Dinding tak bersalah menjadi samsak gorila. Kasihan. Gorila dan beruang sawah berantem akibat si beruang membaca isi pesan dalam ponsel gorila. Isi pesan dari perempuan lain yang dianggap beruang sawah mempunyai tendensi perselingkuhan. Situ yang cemburu, saya yang tidak bisa tidur siang, dan dinding jadi korban.
Bukan hanya panci yang menjadi instrumen perkelahian. Kadang - kadang helm. Saya pernah mendengar kalau si beruang menjerit kesakitan dan menangis setelah dilempar helm. Saya tahu kalau yang dilempar helm dari bunyinya. Suara khas yang ditimbulkan kalau helm jatuh. Suara si beruang lagi - lagi sampai kamar saya.
"Asuuu, aku ojo dibalangi helm toh. Loro awakku, suuu! Bajingaaaaaaaaaan!"
Saya memilih mengungsi dari ledakan vulkanik sesaat tersebut.
Saya masih ingat ketika bulan puasa tahun lalu. Mereka berantem hebat, lagi. Saya dan teman kost baru balik dari makan sahur. Terdengar bunyi ribut yang tak asing. Beberapa menit kemudian si beruang menangis sambil berlari kecil menuju motornya yang diparkir. Lagi - lagi karena helm mengenai kepalanya. Beruang sawah menghidupkan motornya dan bergerak meninggalkan pagar bangunan kost. Malah terlihat seperti atraksi.
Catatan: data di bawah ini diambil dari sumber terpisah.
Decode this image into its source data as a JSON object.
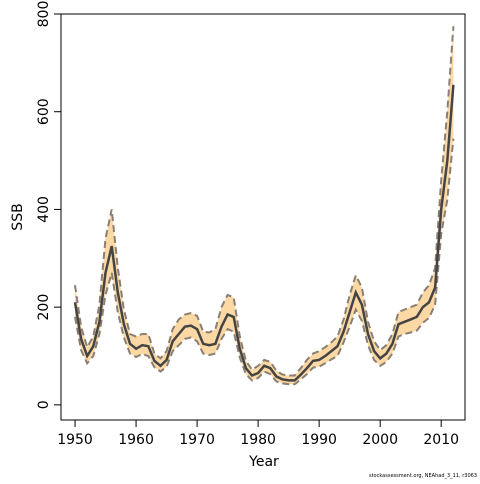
{
  "chart_data": {
    "type": "line",
    "xlabel": "Year",
    "ylabel": "SSB",
    "footnote": "stockassessment.org, NEAhad_3_11, r3063",
    "x": [
      1950,
      1951,
      1952,
      1953,
      1954,
      1955,
      1956,
      1957,
      1958,
      1959,
      1960,
      1961,
      1962,
      1963,
      1964,
      1965,
      1966,
      1967,
      1968,
      1969,
      1970,
      1971,
      1972,
      1973,
      1974,
      1975,
      1976,
      1977,
      1978,
      1979,
      1980,
      1981,
      1982,
      1983,
      1984,
      1985,
      1986,
      1987,
      1988,
      1989,
      1990,
      1991,
      1992,
      1993,
      1994,
      1995,
      1996,
      1997,
      1998,
      1999,
      2000,
      2001,
      2002,
      2003,
      2004,
      2005,
      2006,
      2007,
      2008,
      2009,
      2010,
      2011,
      2012
    ],
    "values": [
      210,
      135,
      100,
      120,
      170,
      270,
      325,
      230,
      165,
      125,
      115,
      122,
      120,
      90,
      80,
      92,
      130,
      145,
      160,
      162,
      155,
      125,
      122,
      125,
      160,
      185,
      180,
      115,
      75,
      60,
      65,
      80,
      75,
      58,
      52,
      50,
      50,
      62,
      75,
      90,
      92,
      100,
      110,
      120,
      150,
      190,
      230,
      205,
      145,
      110,
      95,
      105,
      125,
      165,
      170,
      175,
      180,
      200,
      210,
      240,
      400,
      500,
      655
    ],
    "upper": [
      245,
      160,
      118,
      140,
      205,
      340,
      400,
      280,
      195,
      145,
      140,
      145,
      145,
      105,
      95,
      110,
      155,
      175,
      185,
      188,
      182,
      150,
      148,
      155,
      200,
      225,
      220,
      140,
      90,
      72,
      80,
      92,
      88,
      70,
      62,
      60,
      60,
      75,
      92,
      105,
      110,
      118,
      128,
      140,
      175,
      225,
      265,
      240,
      170,
      130,
      112,
      122,
      145,
      190,
      195,
      200,
      205,
      230,
      245,
      280,
      460,
      600,
      775
    ],
    "lower": [
      180,
      112,
      85,
      100,
      145,
      225,
      270,
      190,
      138,
      105,
      98,
      104,
      100,
      77,
      68,
      78,
      110,
      122,
      135,
      138,
      130,
      105,
      102,
      105,
      135,
      155,
      150,
      97,
      63,
      50,
      55,
      68,
      63,
      48,
      44,
      42,
      42,
      52,
      63,
      76,
      78,
      85,
      93,
      100,
      128,
      160,
      195,
      172,
      122,
      92,
      80,
      88,
      105,
      140,
      145,
      148,
      152,
      168,
      178,
      205,
      350,
      420,
      545
    ],
    "color": "#444444",
    "band_color": "#fcd9a4",
    "bound_color": "#8a7f72",
    "xlim": [
      1947.7,
      2013.9
    ],
    "xticks": [
      1950,
      1960,
      1970,
      1980,
      1990,
      2000,
      2010
    ],
    "ylim": [
      -31,
      800
    ],
    "yticks": [
      0,
      200,
      400,
      600,
      800
    ]
  }
}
Beruang sawah menangis sambil naek motor.
Saya kembali ke kamar setelahnya. Si gorila sedang berisik, ia marah - marah di telepon.
"Awas, nek kowe koyo ngono, aku ra gelem karo kowe!"
"Kowe ra oleh rene meneh!"
"Iyoo kowe yo cen bajingan og, asuuu!"
Setengah jam, polusi suara berakhir. Saya tidur. Saya pikir mereka putus hubungan dan hidup saya akan tentram. Tanpa bising dari kamar depan. Ah bahagianya. Sepintas gambar pemandangan kebun bunga berwarna - warni dan kupu - kupu mungil terbang mencari madu. Sungai mengalir tenang, cahaya matahari memantul menyilaukan mata. Perempuan - perempuan sedang mandi sambil bercanda. Saya tidur nyenyak hari itu.